Representando a CTB, Amarildo França ressaltou que a atuação sindical deve ultrapassar pautas estritamente corporativas e contribuir para a construção de uma sociedade mais justa. “O Sinpro Campinas é a prova de que os sindicatos não devem defender apenas interesses específicos de suas categorias, mas também abraçar causas que promovam o desenvolvimento da nação e o bem-estar da população. Essa tem sido uma marca da história de lutas do Sindicato”, declarou.
Já Ailton Fernandes enfatizou a relevância do movimento sindical na defesa da democracia ao longo da história e destacou o orgulho da Fepesp em ter o Sinpro Campinas entre suas entidades filiadas. “Em vários momentos históricos, o sindicalismo ajudou a barrar o fascismo e voltará a fazê-lo sempre que necessário. O Sinpro tem uma trajetória de luta fantástica, e a Fepesp não poderia deixar de estar presente nesta homenagem. Para nós, um convite do Sinpro é uma convocação”, afirmou.
Memória, resistência e compromisso com o futuro
Um dos momentos mais emocionantes da cerimônia foi o pronunciamento de Augusto Petta. Primeiro presidente do Sindicato após sua reorganização democrática, em 1981, ele recordou nominalmente os integrantes daquela diretoria histórica e se emocionou ao lembrar que 14 dos 23 dirigentes já faleceram.
Ao refletir sobre os desafios atuais, Augusto destacou a atualidade do lema escolhido para as comemorações dos 85 anos do Sindicato: Nossa história é resistência. “O slogan veio em boa hora. Vivemos um momento delicado no Brasil e no mundo, em que a democracia se vê gravemente ameaçada. O Sinpro demonstra que é a unidade que garantirá a continuidade do nosso projeto sindical e de uma sociedade mais justa.

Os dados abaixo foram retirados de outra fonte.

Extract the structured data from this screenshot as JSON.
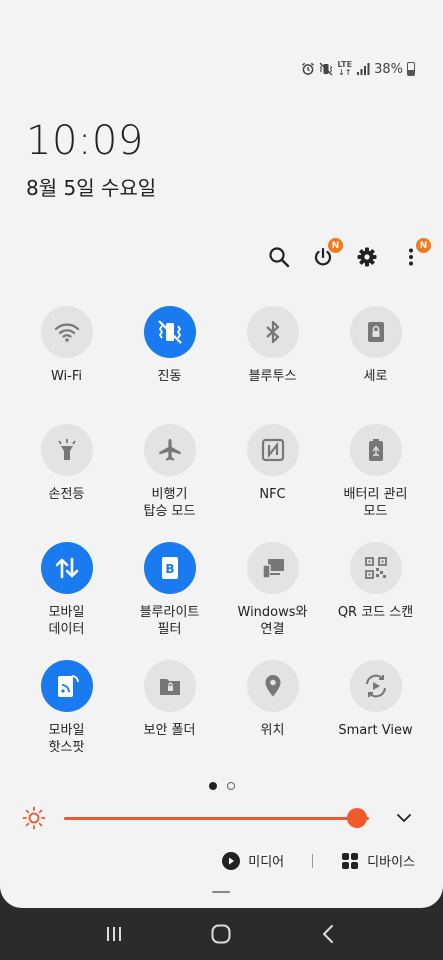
{
  "status_bar": {
    "lte_top": "LTE",
    "lte_bottom": "↓↑",
    "battery_text": "38%",
    "icons": [
      "alarm-icon",
      "vibrate-icon",
      "lte-icon",
      "signal-icon",
      "battery-icon"
    ]
  },
  "clock": {
    "time": "10:09",
    "date": "8월 5일 수요일"
  },
  "header_actions": {
    "power_badge": "N",
    "more_badge": "N"
  },
  "tiles": [
    {
      "label": "Wi-Fi",
      "icon": "wifi-icon",
      "on": false
    },
    {
      "label": "진동",
      "icon": "vibrate-icon",
      "on": true
    },
    {
      "label": "블루투스",
      "icon": "bluetooth-icon",
      "on": false
    },
    {
      "label": "세로",
      "icon": "rotation-lock-icon",
      "on": false
    },
    {
      "label": "손전등",
      "icon": "flashlight-icon",
      "on": false
    },
    {
      "label": "비행기\n탑승 모드",
      "icon": "airplane-icon",
      "on": false
    },
    {
      "label": "NFC",
      "icon": "nfc-icon",
      "on": false
    },
    {
      "label": "배터리 관리\n모드",
      "icon": "battery-saver-icon",
      "on": false
    },
    {
      "label": "모바일\n데이터",
      "icon": "mobile-data-icon",
      "on": true
    },
    {
      "label": "블루라이트\n필터",
      "icon": "blue-light-icon",
      "on": true
    },
    {
      "label": "Windows와\n연결",
      "icon": "link-windows-icon",
      "on": false
    },
    {
      "label": "QR 코드 스캔",
      "icon": "qr-icon",
      "on": false
    },
    {
      "label": "모바일\n핫스팟",
      "icon": "hotspot-icon",
      "on": true
    },
    {
      "label": "보안 폴더",
      "icon": "secure-folder-icon",
      "on": false
    },
    {
      "label": "위치",
      "icon": "location-icon",
      "on": false
    },
    {
      "label": "Smart View",
      "icon": "smart-view-icon",
      "on": false
    }
  ],
  "pager": {
    "current": 1,
    "total": 2
  },
  "brightness": {
    "level": 0.96,
    "accent": "#f35a2a"
  },
  "bottom": {
    "media_label": "미디어",
    "devices_label": "디바이스"
  },
  "colors": {
    "tile_on": "#1a7af0",
    "tile_off": "#e3e3e3",
    "badge": "#f07a1c"
  }
}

Não há dignidade humana possível em um sistema baseado na exploração”, afirmou.
Ao receber o diploma, a presidente do Sinpro Campinas, Conceição Fornasari, agradeceu a homenagem e ressaltou que o reconhecimento pertence a toda a categoria e às gerações de dirigentes, funcionários e professores que construíram a história da entidade. “Esta homenagem não é para uma pessoa, mas para o Sinpro Campinas e para todos aqueles que ajudaram a construir sua trajetória. Sou apenas a representante que recebe este diploma em nome do Sindicato”, afirmou.
Conceição também destacou as conquistas obtidas pelos professores ao longo das décadas graças à organização coletiva e reforçou a importância da sindicalização em um cenário de crescente precarização das relações de trabalho. “Professores e professoras são a base de todas as profissões. Vivemos tempos em que a educação e o conhecimento vêm sendo atacados por setores que enxergam a formação crítica como uma ameaça aos seus interesses. Sem educação não há futuro, não há desenvolvimento nacional e não há democracia. O Sinpro lutou e continua lutando incansavelmente por uma sociedade mais justa, igualitária e comprometida com os direitos dos trabalhadores e trabalhadoras”, concluiu.